Here are Lee, Dave and Alan by the grave.
We took the opportunity of calling in at Teddy's Juke Joint in Zachary. Here's one of the group with Teddy Johnson and another of Alan and Teddy sharing a beer.
On our way back into town we came across Kenny Neal's Juke Joint, which we returned to in the evening for a brilliant night of blues.
A few shots from the evening: singer Sexy Red, Louis Toussaint with Samuel Hogan on bass, Tyree Neal, some of the dancers, and a lady who danced to her reflection in a big mirror.
On our return to New Orleans we did a bit of music sightseeing. Here's me outside the Mother In Law Lounge, now owned by Kermit Ruffins. We went inside a couple of days later and there are no mementos of Ernie K-Doe there now.
Here's the plaque commemorating Ernie K-Doe on a tomb in the St Louis No 2 Cemetery, which he shares with his wife Antoinette and Earl King. Cosy.
This is the famous Dewdrop Inn where many 50s and 60s greats played. There are rumours that it may be restored.
Fats Domino's house in the Ninth Ward. Not sure who lives there now.
And finally, here's one of Lee and Ronnie Cook with Little Freddie King and members of his band at Siberia.
Nick Cobban

Sunday, October 22, 2017

Ponderosa Stomp photos

The Ponderosa Stomp may be over but great memories remain.
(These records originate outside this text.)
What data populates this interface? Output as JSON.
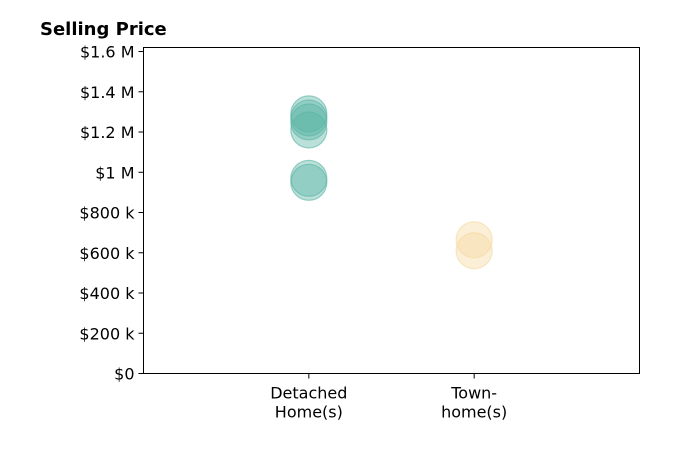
{
  "chart_data": {
    "type": "scatter",
    "title": "Selling Price",
    "xlabel": "",
    "ylabel": "",
    "categories": [
      {
        "lines": [
          "Detached",
          "Home(s)"
        ]
      },
      {
        "lines": [
          "Town-",
          "home(s)"
        ]
      }
    ],
    "xlim": [
      -1,
      2
    ],
    "ylim": [
      0,
      1620000
    ],
    "yticks": [
      {
        "value": 0,
        "label": "$0"
      },
      {
        "value": 200000,
        "label": "$200 k"
      },
      {
        "value": 400000,
        "label": "$400 k"
      },
      {
        "value": 600000,
        "label": "$600 k"
      },
      {
        "value": 800000,
        "label": "$800 k"
      },
      {
        "value": 1000000,
        "label": "$1 M"
      },
      {
        "value": 1200000,
        "label": "$1.2 M"
      },
      {
        "value": 1400000,
        "label": "$1.4 M"
      },
      {
        "value": 1600000,
        "label": "$1.6 M"
      }
    ],
    "grid": false,
    "series": [
      {
        "category_index": 0,
        "color": "#5ab4a5",
        "values": [
          1290000,
          1270000,
          1250000,
          1210000,
          970000,
          950000
        ]
      },
      {
        "category_index": 1,
        "color": "#f5d9a0",
        "values": [
          665000,
          610000
        ]
      }
    ]
  }
}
Here are some photos of acts who did, or, in one case, didn't, appear this year. First, the man who has organised all 13 Stomps, Dr Ike. Thanks Ira for your efforts over the years.
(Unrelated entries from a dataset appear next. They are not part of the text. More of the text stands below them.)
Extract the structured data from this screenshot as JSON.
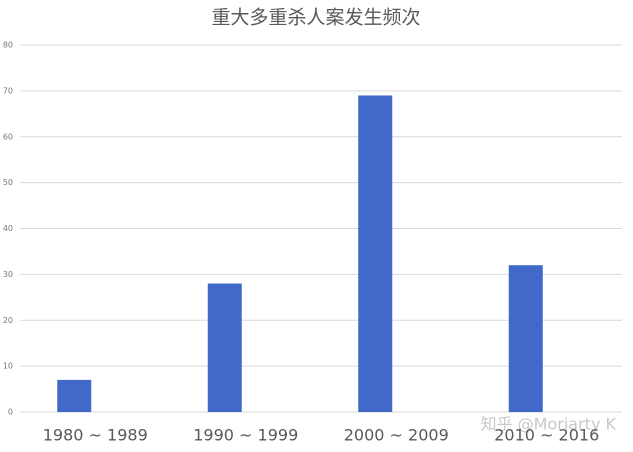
{
  "chart_data": {
    "type": "bar",
    "title": "重大多重杀人案发生频次",
    "categories": [
      "1980 ~ 1989",
      "1990 ~ 1999",
      "2000 ~ 2009",
      "2010 ~ 2016"
    ],
    "values": [
      7,
      28,
      69,
      32
    ],
    "color": "#4169c9",
    "ylim": [
      0,
      80
    ],
    "yticks": [
      0,
      10,
      20,
      30,
      40,
      50,
      60,
      70,
      80
    ],
    "grid": true,
    "watermark": "知乎 @Moriarty K"
  }
}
Friday night's show at the Orpheum began with bluesman Billy Boy Arnold.
A Louisiana swamp pop session followed, with T K Hulin, G G Shinn and Warren Storm.
Next up was swamp pop singer turned soul man Willie West.
Backing up Willie and a number of other singers were a group of backing singers, which included an old friend from my mining company days Greg Probst.
Soul man Winfieild Parker showed some nifty dance steps during his set.
Another soul singer with some good moves, here is Archie Bell. 'If you see any Drells you're drunk as hell.'
The star of the first night was the Gulf Coast Soul Queen Barbara Lynn.
Backing Barbara and one or two other acts was Woodie Armand St Martin.
Now recovered from illness, Roy Head was as wild as ever in his set.
Also pretty wild was the Ragin' Cajun Doug Kershaw.
The cancellation of the second night due to the threatened hurricane meant that some of the acts ended up appearing on a small stage at the Ace Hotel during the day. Here are Los Straitjackets.
Several vocalists joined them on stage including Tom Kenny, the voice of Spongebob Squarepants, who sang Ooh Poo Pah Doo.
Providing plenty of excitement were Japanese band the Stomping Riff Raffs, comprising a male vocalist and three masked females.
The Mummies were one of a number of garage bands on the bill. They were loud, but popular.
Making an excellent impression was rockabilly man Johnny Knight.
Also very impressive in her short set, here is Evie Sands.
Gary US Bonds did a short but enjoyable and highly amusing set.